Knapp 150 hits und keiner hat eine Idee?


----------



## Herbboy (7. November 2012)

*AW: Sound über HDMI und Klinke Gleichzeitig*

Das wird nicht gehen. Du könntest höchstens beim Fernseher schauen, ob Du beim Ton einen Ausgleich einstellen kannst.


Wozu brauchst Du das aber denn überhaupt?


----------



## soth (7. November 2012)

*AW: Sound über HDMI und Klinke Gleichzeitig*

Da wird der Treiber wahrscheinlich irgendeinen Unfug anstellen.

Probier es mal mit Virtual Audio Cable - Download - CHIP Online


----------



## Olstyle (7. November 2012)

soth schrieb:
			
		

> Probier es mal mit Virtual Audio Cable - Download - CHIP Online



Das hat den kleinen Nachteil dass es 50€ kostet.
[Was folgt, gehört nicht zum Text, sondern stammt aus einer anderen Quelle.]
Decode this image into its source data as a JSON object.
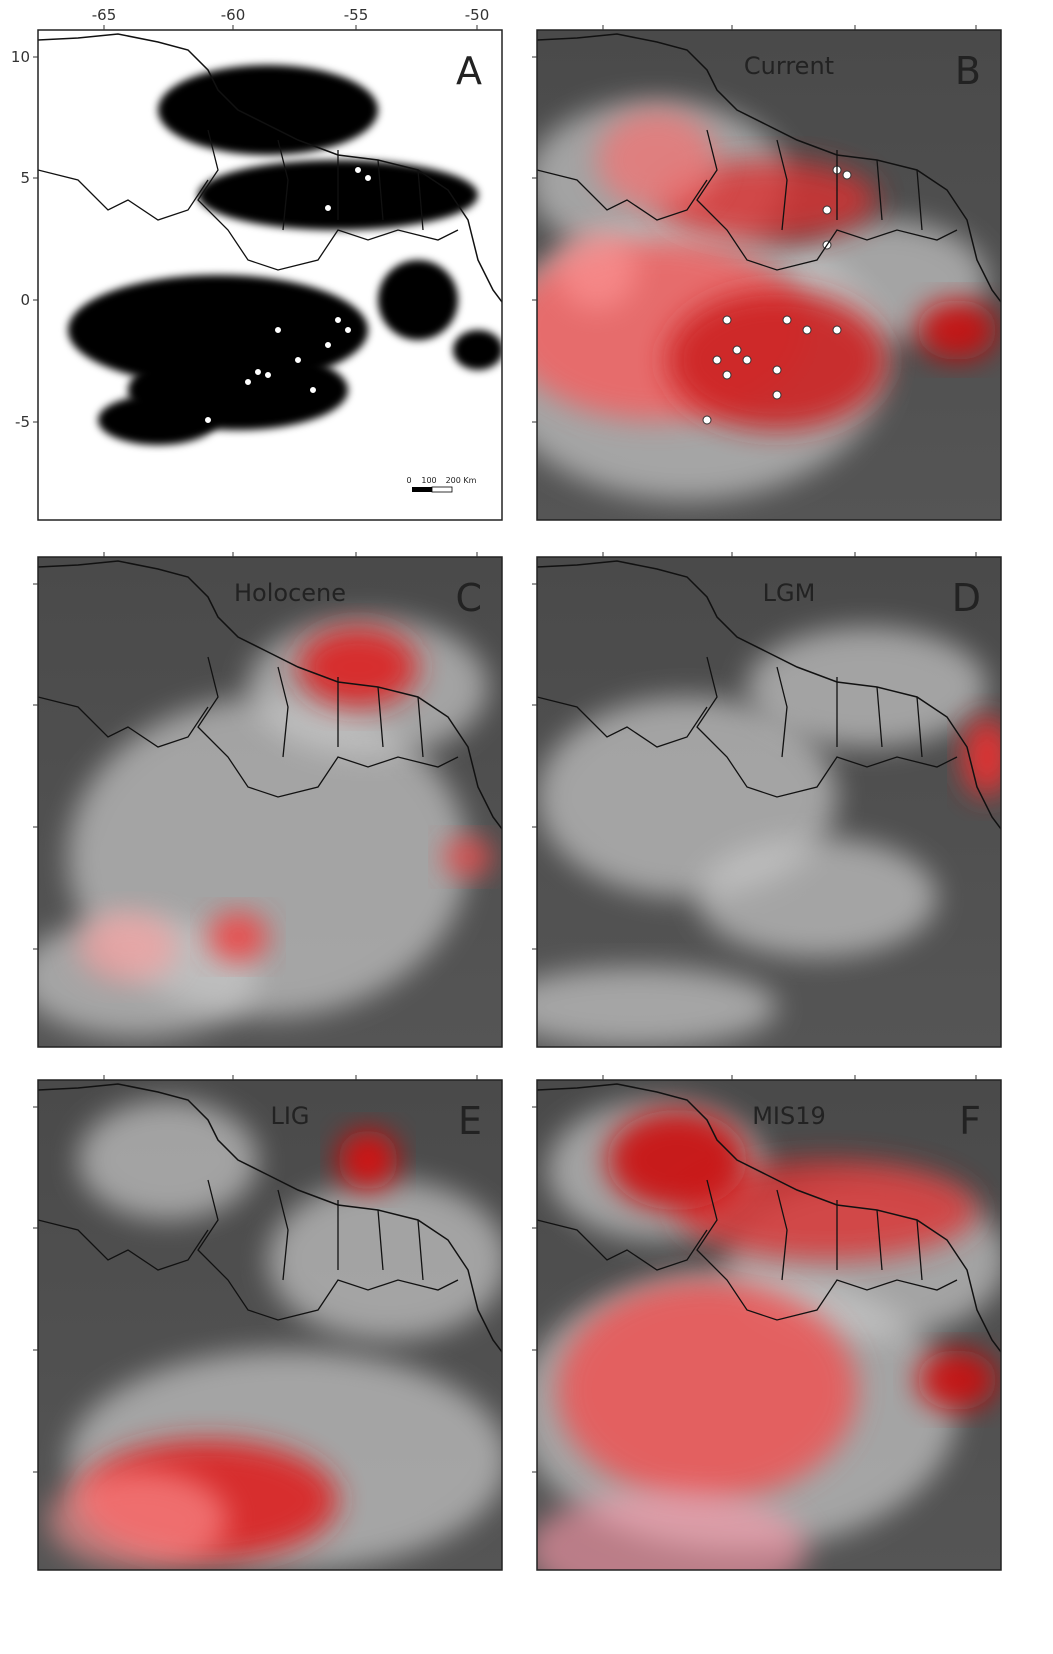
{
  "axes": {
    "xticks": [
      -65,
      -60,
      -55,
      -50
    ],
    "yticks": [
      10,
      5,
      0,
      -5
    ]
  },
  "panels": [
    {
      "letter": "A"
    },
    {
      "letter": "B",
      "title": "Current"
    },
    {
      "letter": "C",
      "title": "Holocene"
    },
    {
      "letter": "D",
      "title": "LGM"
    },
    {
      "letter": "E",
      "title": "LIG"
    },
    {
      "letter": "F",
      "title": "MIS19"
    }
  ],
  "scale_bar": {
    "labels": [
      "0",
      "100",
      "200 Km"
    ]
  }
}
Nach allem was ich mal in die Richtung recherchiert hatte gibt es aber keine Alternative wenn man mehrere Soundkarten gleichzeitig nutzen will.

Für den ganz konkreten Fall hier würde ich erst mal nach einem Audio Out am Fernseher suchen.


----------



## soth (8. November 2012)

*AW: Sound über HDMI und Klinke Gleichzeitig*

Die Shareware Version beinhaltet aber den Audio Repeater, was für diesen Zweck ausreichen würde. Das eigentliche VirtualCable wird gar nicht benötigt.
Ich habe bis jetzt auch nur einige Male mit der Software gespielt, konnte aber in dieser Hinsicht keine Einschränkungen feststellen...


----------